Simple models
keywords multiple regression, path analysis, lavaan, multivatiate regression,jamovi,semlj
In this example we show how to estimate simple regression models with
SEMLj. The aim is threefold: first, it
may help seeing how the SEM module can estimate path analysis, and see
how path analysis encompasses models usually estimated with the General
Linear Model (but look at GAMLj
module for a specialized module in jamovi).
Second, we are going to estimate some models discussed in UCLA statistical
consulting webpage, so one can compare the results obtained in
lavaan
with the ones obtained in SEMLj. Third, we show how to add some
interesting test and twist to simple regression models.
We show input of both SEMLj interactive (GUI) sub-module and the syntax sub-module. Outputs are the same for the two sub-modules.
Much of the output that SEMLj produces is labeled as it is in lavaan R package output, so lots of information can be found in lavaan help and tutorials
Research data
The data we use can be found here at UCLA. The sample is composed by 500 students, each with 9 observed variables: Motivation (motiv), Harmony (harm), Stability (stabi), Negative Parental Psychology (ppsych), SES, Verbal IQ (verbal), Reading (read), Arithmetic (arith) and Spelling (spell). They are all continuous variables.
Simple regression (Model 1A)
First, we estimate a simple regression with read as dependent (endogenous) variable and motiv as independent (exogenous) variable.
Input
Since we have only observed variables, we need to set the latent variable as equal to the observed variable. This is done simply by selecting only one observed variable per latent variable.
Interactive module
In SEMLj interactive sub-module we set the variables roles in the first panel as shown here: The dependent variable goes in the Latent Endogenous Variables field, and the independent variable goes in the Latent Exogenous Variables field.
We also name the latent variables l_read
and
l_motiv
to distingish them from the observed variables.
Syntax module
In SEMLj interactive
sub-module we achieve the same model definition using
lavaan syntax
. We specify the endogenous variable predictor
in the Endogenous Models panel.
In SEMLj syntax sub-module
we achieve the same model definition with lavaan
syntax.
Note that in the syntax sub-module we could have used path
analysis syntax (read~motive
), but here we want to show the
exact procedure used in the interactive sub-module.
Path Diagram
Because we want to see the path diagram of the model (although in this case is too simple to be interesting), we ask for the path diagram in the Path Diagram panel.
Output
General info
The first table of interest here is the Measurement model table. We see that the loading
of the two observed variables on their respective latent variables are
set to 1. This means that observed and latent are the same variables, so
we can interpret the relationship between l__read
and
l_motiv
as the relationship between read
and
motive
.
This relationship (the B coefficient) is found in the Parameters Estimates table.
The Parameter Estimates
table reports the regression
coefficients.

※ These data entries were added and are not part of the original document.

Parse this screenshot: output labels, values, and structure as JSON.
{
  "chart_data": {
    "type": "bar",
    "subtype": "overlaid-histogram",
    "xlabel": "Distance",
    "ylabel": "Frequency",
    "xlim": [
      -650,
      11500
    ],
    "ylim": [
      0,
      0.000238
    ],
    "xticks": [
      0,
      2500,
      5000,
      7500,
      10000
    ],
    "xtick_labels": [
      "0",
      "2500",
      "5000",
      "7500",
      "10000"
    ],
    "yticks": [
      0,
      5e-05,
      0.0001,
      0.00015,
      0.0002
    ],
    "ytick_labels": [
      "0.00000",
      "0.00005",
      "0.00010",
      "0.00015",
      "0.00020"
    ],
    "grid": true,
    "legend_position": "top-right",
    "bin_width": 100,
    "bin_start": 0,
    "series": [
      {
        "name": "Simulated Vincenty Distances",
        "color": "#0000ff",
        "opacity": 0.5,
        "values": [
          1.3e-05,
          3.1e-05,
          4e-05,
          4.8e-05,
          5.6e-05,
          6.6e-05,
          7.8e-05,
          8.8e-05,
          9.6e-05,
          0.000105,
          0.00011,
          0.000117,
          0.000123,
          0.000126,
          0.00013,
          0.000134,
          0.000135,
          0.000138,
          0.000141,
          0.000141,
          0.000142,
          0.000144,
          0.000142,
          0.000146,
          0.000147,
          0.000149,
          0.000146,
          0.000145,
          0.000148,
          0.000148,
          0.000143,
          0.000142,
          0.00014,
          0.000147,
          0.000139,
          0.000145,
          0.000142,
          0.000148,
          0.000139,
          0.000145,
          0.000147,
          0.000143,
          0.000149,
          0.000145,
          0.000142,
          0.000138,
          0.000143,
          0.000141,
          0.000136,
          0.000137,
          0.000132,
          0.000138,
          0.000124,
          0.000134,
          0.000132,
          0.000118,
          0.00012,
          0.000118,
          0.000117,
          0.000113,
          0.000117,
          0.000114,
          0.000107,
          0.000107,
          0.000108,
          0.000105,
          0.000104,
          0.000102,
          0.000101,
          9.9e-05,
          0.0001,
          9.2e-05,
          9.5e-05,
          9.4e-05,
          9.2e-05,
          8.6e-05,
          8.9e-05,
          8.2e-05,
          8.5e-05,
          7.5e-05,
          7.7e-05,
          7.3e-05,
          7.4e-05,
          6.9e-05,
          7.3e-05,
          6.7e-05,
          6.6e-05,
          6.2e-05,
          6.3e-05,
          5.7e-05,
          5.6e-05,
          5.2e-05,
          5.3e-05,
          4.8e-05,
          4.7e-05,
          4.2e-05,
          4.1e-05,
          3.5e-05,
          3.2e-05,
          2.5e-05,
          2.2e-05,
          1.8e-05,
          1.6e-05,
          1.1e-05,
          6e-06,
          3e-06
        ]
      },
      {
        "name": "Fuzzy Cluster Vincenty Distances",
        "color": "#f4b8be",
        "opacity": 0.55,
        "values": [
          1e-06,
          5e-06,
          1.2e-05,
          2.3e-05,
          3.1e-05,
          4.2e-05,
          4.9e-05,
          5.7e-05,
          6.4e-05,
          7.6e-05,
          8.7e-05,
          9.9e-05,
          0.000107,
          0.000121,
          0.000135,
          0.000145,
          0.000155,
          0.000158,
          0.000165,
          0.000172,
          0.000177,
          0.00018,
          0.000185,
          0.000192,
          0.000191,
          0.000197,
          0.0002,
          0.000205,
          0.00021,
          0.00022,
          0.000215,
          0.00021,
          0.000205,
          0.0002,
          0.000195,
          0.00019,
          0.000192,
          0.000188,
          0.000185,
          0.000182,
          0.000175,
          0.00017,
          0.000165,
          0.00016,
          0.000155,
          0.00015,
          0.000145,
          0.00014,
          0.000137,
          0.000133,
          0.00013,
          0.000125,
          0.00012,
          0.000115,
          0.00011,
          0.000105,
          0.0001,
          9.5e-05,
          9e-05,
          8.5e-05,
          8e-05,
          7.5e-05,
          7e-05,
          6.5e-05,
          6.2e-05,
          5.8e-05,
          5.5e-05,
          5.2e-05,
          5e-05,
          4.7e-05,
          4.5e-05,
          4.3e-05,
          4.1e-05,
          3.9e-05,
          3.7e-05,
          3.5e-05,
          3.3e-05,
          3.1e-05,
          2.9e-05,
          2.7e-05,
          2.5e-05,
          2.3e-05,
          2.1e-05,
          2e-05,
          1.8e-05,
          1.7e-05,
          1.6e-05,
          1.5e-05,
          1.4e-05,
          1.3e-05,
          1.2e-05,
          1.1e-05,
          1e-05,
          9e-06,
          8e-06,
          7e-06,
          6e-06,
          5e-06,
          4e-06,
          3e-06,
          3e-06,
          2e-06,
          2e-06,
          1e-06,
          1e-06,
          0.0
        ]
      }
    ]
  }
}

Notice that the Estimate
is the B
coefficient, and the \(\beta\) is the
fully standardized coefficient. In this case they are equal because the
variables have the same variance (100), which implies that B and \(\beta\) are equal. This table basically
shows that the regression coefficient linking read
and
motiv
is \(.530\), \(z=14.0\),\(p<.001\).
Overall tests
Model tests
table reports the chi-square of the whole
model. Because there is no fixed parameter, the user model chi-square is
zero. The Baseline model
row refers to the comparison
between a fully-saturated model, that is l_read~l_motiv
in
this case, and a model in which the endogenous variables covariances are
set to zero. In this case, it is simply testing that the effect of
motiv
on read
is different from zero.
Fit indices are the standard indices reported is structural equation models.
\(R^2\)
To see the \(R^2\) of this model, we select Rsquared=Endogenous option in the Output Options panel.

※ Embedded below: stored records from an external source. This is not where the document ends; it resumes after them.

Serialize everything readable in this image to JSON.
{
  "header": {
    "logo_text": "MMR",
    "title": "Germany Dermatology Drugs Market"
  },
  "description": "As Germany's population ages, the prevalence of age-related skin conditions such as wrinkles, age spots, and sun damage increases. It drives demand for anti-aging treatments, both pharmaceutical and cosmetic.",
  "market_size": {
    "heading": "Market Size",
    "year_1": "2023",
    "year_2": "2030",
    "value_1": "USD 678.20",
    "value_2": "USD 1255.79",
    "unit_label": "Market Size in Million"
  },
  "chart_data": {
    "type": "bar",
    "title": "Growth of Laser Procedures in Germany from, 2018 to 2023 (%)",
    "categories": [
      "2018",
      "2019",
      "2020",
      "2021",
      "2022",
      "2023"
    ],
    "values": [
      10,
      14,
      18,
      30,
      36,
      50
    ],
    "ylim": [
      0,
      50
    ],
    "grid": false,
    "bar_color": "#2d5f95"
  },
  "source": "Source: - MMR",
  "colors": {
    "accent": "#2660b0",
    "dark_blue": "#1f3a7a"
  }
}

The \(R^2\) one obtains is equivalent to the \(R^2\) one would get in a linear regression.
Coefficients
Additional parameters
The Variances and Covariances
table reports variables
estimated parameters. As regards l_read
, we obtain the
estimated residual variance. This value (\(71.8\)) is basically the Mean Square Error
(\(SS_{error} / DF_{error}\)) one gets
in a standard regression. For l_motiv
, we obtain the whole
variance estimated in the sample. Variances of the observed
variables are set to 0 because all their variability is captured by the
latent variables.
Finally, the path diagram which is indeed very simple
Multiple regression (Model 2)
Input
Interactive module
In model 2 we add a second predictor ppsych
, first in
the variables role panel, then to the endogenous variables model.
Syntax module
In SEMLj syntax sub-module
we achieve the same model definition with lavaan
syntax.
Output
Results are in line with a standard multiple regression model. The path diagram is as follows
We do not go through the output again, because we would find the same
tables with the same interpretation as before. However, we can do
something with this model that OLS regression does not allow to do with
simplicity. We test the null-hypothesis that the two predictors have the
same effect. In other words, we test that the effect from
motiv
to read
is not different from the effect
from ppsych
to read
.
Let’s look at the parameters we have just estimated.

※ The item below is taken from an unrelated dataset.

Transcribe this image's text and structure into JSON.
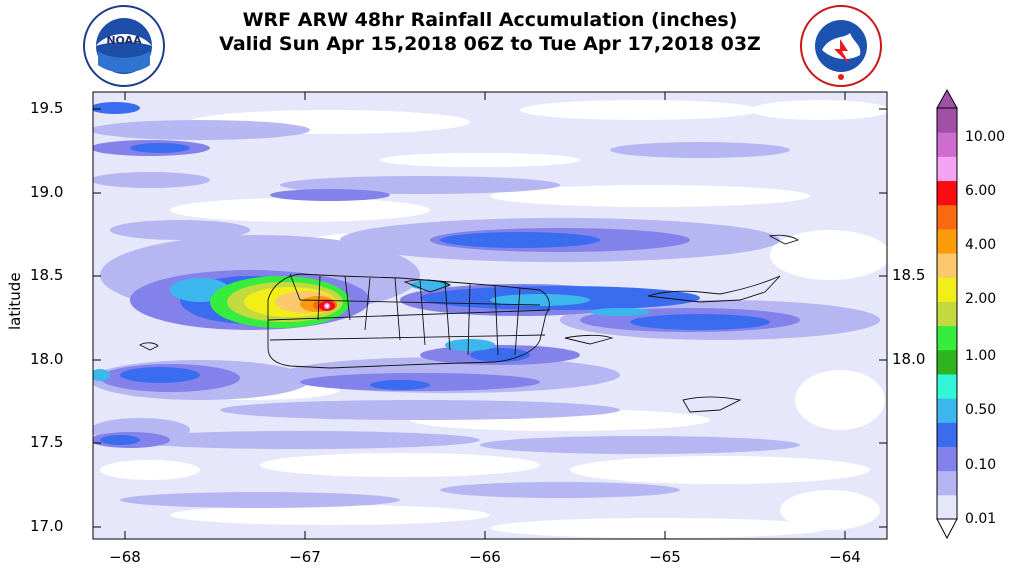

We want to test the null-hypothesis \(.461=-.275\). This test makes sense because
the two coefficients have the same scale, as indicated by the fact that
motiv
and ppsych
have the same variance.
To obtain this test, we need to restrict the two coefficients to be equal. We can refer to parameters with their label (automatically assigned by SEMLj). Parameters labels are shown in the tables when Show parameters labels option is flagged in the Output Options panel.
We can see that the two coefficients we want to equate are labelled \(p4\) and \(p5\).
Thus, in SEMLj interactive sub-module we go to the Custom Model Settings panel and constraints them as equal.
in SEMLj syntax sub-module we just write the contraints syntax below the model syntax.
The output now reports the coefficients as equal to .093.
In the output we also find a new table,
Constraints Score Tests
, which provides a chi-square test
comparing the original model with the constrained model with the two
coefficients set as equal (equal is defined as \(==\))(more examples of contraints can be
obtained SEMLj by selecting Show syntax examples option in the Output Options panel).
The test null-hypothesis is that they are equal, thus if one finds the test to be significant, one can reject the null-hypothesis. In this case, the coefficients can be considered as statistically different.
We the same logic, one can test any reasonable hypothesis in a model by restricting the appropriate coefficients to be equal or to equate a specific value.
Multivariate regression
(Models 3A-E)
We can now add some endogenous dependent variables. We add
arith
(arithmetic test score) as dependent
variable in the model, with motiv
and ppsych
as predictors of read
, and only motiv
as
predictor of arith
. The path diagram looks like this.
Interactive module
In SEMLj interactive
sub-module we obtain this model by adding l_arith
to
the Latent Endogeneous Variables field,
filling it with the observed variable arith
, and then
defining l_arith
predictors in the Endogenous Models panel.
Syntax module
In SEMLj syntax sub-module we add the latent variable updating the syntax.
Output
We get exactly the same results obtained in lavaan (cf UCLA statistical consulting webpage).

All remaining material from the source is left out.